Взяла я, в общем, у мадемуазель Саломеи помаду и понесла матери. Меня так и распирало от любопытства. Мать накрасила губы, ей очень шла стрижка, но она об этом и не догадывалась. Надела пальто и сказала: скоро вернусь, ждите. И, на самом деле, вернулась она быстро и выглядела очень решительно. Послушайте, сейчас сюда придет один господин. Вы выйдите на улицу, а я вас позову через полчаса. Идите поиграйте во дворе. Если начнет моросить, укройтесь в туалете или в церкви. А сама между тем набрала в таз воды и повесила чистое полотенце.

Мы вышли и нарвали ростков с розового куста тетушки Канелло. Мы их чистили, ели и мечтали о том, как летом будем есть виноградную лозу. Она очень вкусная, а розы уж чересчур сладкие. Мы спрятались за загоном, потому что увидели, как к нам в дом заходит вовсе не какой-нибудь грек, а Альфио – итальянец из Карабинерии. Мадемуазель Саломея была на балконе, развешивала белье на ночь глядя: Ах, Андриана, ради Бога, ты только глянь! Вышла и тетушка Андриана, и они вместе с мадемуазель Саломеей крикнули нам: батюшки, да у вас обыск. А сестра ей: закрой рот, Саломея, не делай поспешных выводов, и с этими словами затолкала ее обратно в дом.

Нам стало скучно, бутоны не утолили наш голод, и мы зашли в церковь. И затем увидели, как прошел Альфио, а потом нас окликнула мать: ребята, теперь уж идите, – и мы вернулись домой.

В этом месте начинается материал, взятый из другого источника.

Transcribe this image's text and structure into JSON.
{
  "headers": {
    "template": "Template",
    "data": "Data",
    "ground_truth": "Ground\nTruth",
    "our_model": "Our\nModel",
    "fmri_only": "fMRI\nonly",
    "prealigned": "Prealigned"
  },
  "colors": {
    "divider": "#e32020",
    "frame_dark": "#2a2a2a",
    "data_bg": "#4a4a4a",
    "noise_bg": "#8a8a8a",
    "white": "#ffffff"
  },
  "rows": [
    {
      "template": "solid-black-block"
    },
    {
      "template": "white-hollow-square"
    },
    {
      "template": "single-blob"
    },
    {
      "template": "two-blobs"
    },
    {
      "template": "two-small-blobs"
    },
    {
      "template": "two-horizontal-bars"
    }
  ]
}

1Гардуба – запеченные плетеные бараньи кишки. (Здесь и далее в романе – примечания переводчика.)
2Магирица – греческий пасхальный суп из бараньих кишок.
3Государственный праздник Греции и республики Кипр, известный как День Охи. Это день, когда Греция сказала свое «нет» (греч. Охи) итальянской оккупации во время Второй мировой войны.
4Слово «флаг» в греческом языке женского рода.
5Ригас Фереос (ок. 1757–1798) – греческий революционный поэт и национальный герой.
6Неаполитанская песня, написана в XVIII в. Значение слова «Тиритомба» до сих пор неизвестно.
7Коливо – поминальное блюдо в православной церкви.